41. Come out from behind the furniture. Your whole body communicates, so why hide most of it? If you have huge pulpit furniture, just come out from behind it. This isn’t just about being contemporary, Lloyd-Jones removed the curtain at Westminster Chapel for the same reason (although he chose to wear a robe, which slightly defeated the logic).
42. Gesture bigger to look natural. Unless you are preaching to one person across a table, you need to gesture bigger than normal if you want to look normal. Make sure your gestures and movements are big enough for the room you are in, and then make sure they still look natural and not stiff or forced. Simple.
43. Discover your stiff preaching zone. Speaking of stiffness in preaching, what aspect of delivery freezes when you stand in front of a crowd? It is a typical and subconscious response to public speech. Find it and deal with it. It could be your voice getting in a certain pitch range, or a fixed volume, or a specific gesture repeated endlessly, or the direction your eyes look, etc.

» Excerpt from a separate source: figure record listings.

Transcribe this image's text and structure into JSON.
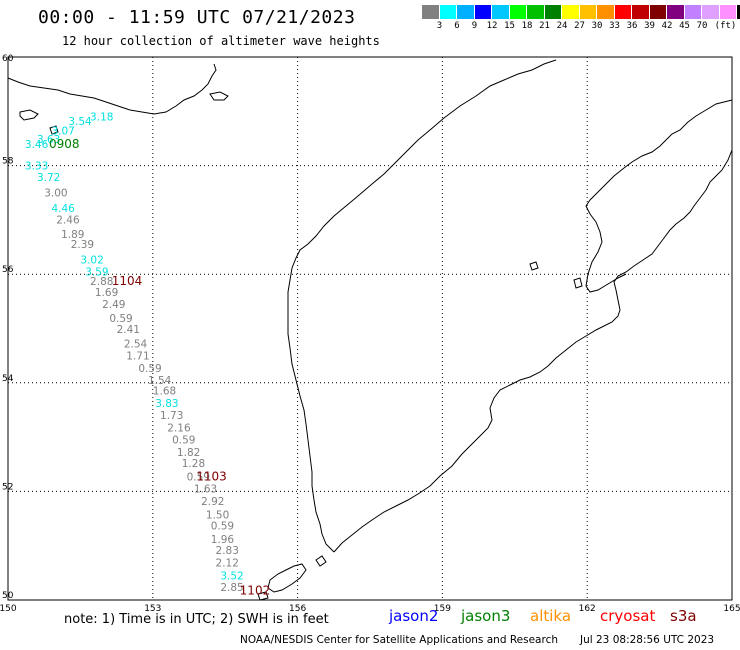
{
  "header": {
    "title": "00:00 - 11:59 UTC 07/21/2023",
    "subtitle": "12 hour collection of altimeter wave heights"
  },
  "legend": {
    "unit": "(ft)",
    "colors": [
      "#808080",
      "#00ffff",
      "#00b0ff",
      "#0000ff",
      "#00c8ff",
      "#00ff00",
      "#00c000",
      "#008000",
      "#ffff00",
      "#ffc000",
      "#ff9000",
      "#ff0000",
      "#c00000",
      "#800000",
      "#800080",
      "#c080ff",
      "#e0a0ff",
      "#ff90ff",
      "#000000"
    ],
    "labels": [
      "3",
      "6",
      "9",
      "12",
      "15",
      "18",
      "21",
      "24",
      "27",
      "30",
      "33",
      "36",
      "39",
      "42",
      "45",
      "70"
    ]
  },
  "map": {
    "lon_labels": [
      "150",
      "153",
      "156",
      "159",
      "162",
      "165"
    ],
    "lat_labels": [
      "60",
      "58",
      "56",
      "54",
      "52",
      "50"
    ],
    "colors": {
      "grey": "#808080",
      "cyan": "#00e0e0",
      "green": "#008000",
      "darkred": "#800000"
    },
    "swh_labels": [
      {
        "v": "3.18",
        "c": "cyan",
        "lon": 151.7,
        "lat": 58.83
      },
      {
        "v": "3.54",
        "c": "cyan",
        "lon": 151.25,
        "lat": 58.75
      },
      {
        "v": "3.07",
        "c": "cyan",
        "lon": 150.9,
        "lat": 58.57
      },
      {
        "v": "3.63",
        "c": "cyan",
        "lon": 150.6,
        "lat": 58.42
      },
      {
        "v": "3.46",
        "c": "cyan",
        "lon": 150.35,
        "lat": 58.32
      },
      {
        "v": "3.33",
        "c": "cyan",
        "lon": 150.35,
        "lat": 57.93
      },
      {
        "v": "3.72",
        "c": "cyan",
        "lon": 150.6,
        "lat": 57.72
      },
      {
        "v": "3.00",
        "c": "grey",
        "lon": 150.75,
        "lat": 57.43
      },
      {
        "v": "4.46",
        "c": "cyan",
        "lon": 150.9,
        "lat": 57.15
      },
      {
        "v": "2.46",
        "c": "grey",
        "lon": 151.0,
        "lat": 56.93
      },
      {
        "v": "1.89",
        "c": "grey",
        "lon": 151.1,
        "lat": 56.67
      },
      {
        "v": "2.39",
        "c": "grey",
        "lon": 151.3,
        "lat": 56.48
      },
      {
        "v": "3.02",
        "c": "cyan",
        "lon": 151.5,
        "lat": 56.2
      },
      {
        "v": "3.59",
        "c": "cyan",
        "lon": 151.6,
        "lat": 55.98
      },
      {
        "v": "2.88",
        "c": "grey",
        "lon": 151.7,
        "lat": 55.8
      },
      {
        "v": "1.69",
        "c": "grey",
        "lon": 151.8,
        "lat": 55.6
      },
      {
        "v": "2.49",
        "c": "grey",
        "lon": 151.95,
        "lat": 55.38
      },
      {
        "v": "0.59",
        "c": "grey",
        "lon": 152.1,
        "lat": 55.12
      },
      {
        "v": "2.41",
        "c": "grey",
        "lon": 152.25,
        "lat": 54.92
      },
      {
        "v": "2.54",
        "c": "grey",
        "lon": 152.4,
        "lat": 54.65
      },
      {
        "v": "1.71",
        "c": "grey",
        "lon": 152.45,
        "lat": 54.43
      },
      {
        "v": "0.59",
        "c": "grey",
        "lon": 152.7,
        "lat": 54.2
      },
      {
        "v": "1.54",
        "c": "grey",
        "lon": 152.9,
        "lat": 53.98
      },
      {
        "v": "1.68",
        "c": "grey",
        "lon": 153.0,
        "lat": 53.78
      },
      {
        "v": "3.83",
        "c": "cyan",
        "lon": 153.05,
        "lat": 53.55
      },
      {
        "v": "1.73",
        "c": "grey",
        "lon": 153.15,
        "lat": 53.33
      },
      {
        "v": "2.16",
        "c": "grey",
        "lon": 153.3,
        "lat": 53.1
      },
      {
        "v": "0.59",
        "c": "grey",
        "lon": 153.4,
        "lat": 52.88
      },
      {
        "v": "1.82",
        "c": "grey",
        "lon": 153.5,
        "lat": 52.65
      },
      {
        "v": "1.28",
        "c": "grey",
        "lon": 153.6,
        "lat": 52.45
      },
      {
        "v": "0.59",
        "c": "grey",
        "lon": 153.7,
        "lat": 52.2
      },
      {
        "v": "1.63",
        "c": "grey",
        "lon": 153.85,
        "lat": 51.98
      },
      {
        "v": "2.92",
        "c": "grey",
        "lon": 154.0,
        "lat": 51.75
      },
      {
        "v": "1.50",
        "c": "grey",
        "lon": 154.1,
        "lat": 51.5
      },
      {
        "v": "0.59",
        "c": "grey",
        "lon": 154.2,
        "lat": 51.3
      },
      {
        "v": "1.96",
        "c": "grey",
        "lon": 154.2,
        "lat": 51.05
      },
      {
        "v": "2.83",
        "c": "grey",
        "lon": 154.3,
        "lat": 50.85
      },
      {
        "v": "2.12",
        "c": "grey",
        "lon": 154.3,
        "lat": 50.62
      },
      {
        "v": "3.52",
        "c": "cyan",
        "lon": 154.4,
        "lat": 50.38
      },
      {
        "v": "2.85",
        "c": "grey",
        "lon": 154.4,
        "lat": 50.17
      }
    ],
    "time_labels": [
      {
        "v": "0908",
        "c": "green",
        "lon": 150.85,
        "lat": 58.32
      },
      {
        "v": "1104",
        "c": "darkred",
        "lon": 152.15,
        "lat": 55.8
      },
      {
        "v": "1103",
        "c": "darkred",
        "lon": 153.9,
        "lat": 52.2
      },
      {
        "v": "1102",
        "c": "darkred",
        "lon": 154.8,
        "lat": 50.1
      }
    ]
  },
  "footer": {
    "note": "note: 1) Time is in UTC; 2) SWH is in feet",
    "satellites": [
      {
        "name": "jason2",
        "color": "#0000ff"
      },
      {
        "name": "jason3",
        "color": "#008000"
      },
      {
        "name": "altika",
        "color": "#ff9000"
      },
      {
        "name": "cryosat",
        "color": "#ff0000"
      },
      {
        "name": "s3a",
        "color": "#800000"
      }
    ],
    "credit": "NOAA/NESDIS Center for Satellite Applications and Research",
    "timestamp": "Jul 23 08:28:56 UTC 2023"
  }
}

44. Left to right and back to front. Make sure your gestures make sense from the perspective of your listeners. Left is right and right is left. Past is right and future is left. A bit of practice and your gestures will start to make way more sense to those listening with their eyes.
45. Practice storytelling at home. Whether you are preaching narrative or giving an illustration, you will need to tell stories. Some are natural at this, some are awkward in the extreme. Practice at home. Children are always ready to listen to a story (it doesn’t have to be biblical for practice time – what happened today while you were out? Be descriptive, engaging, suspenseful, etc.)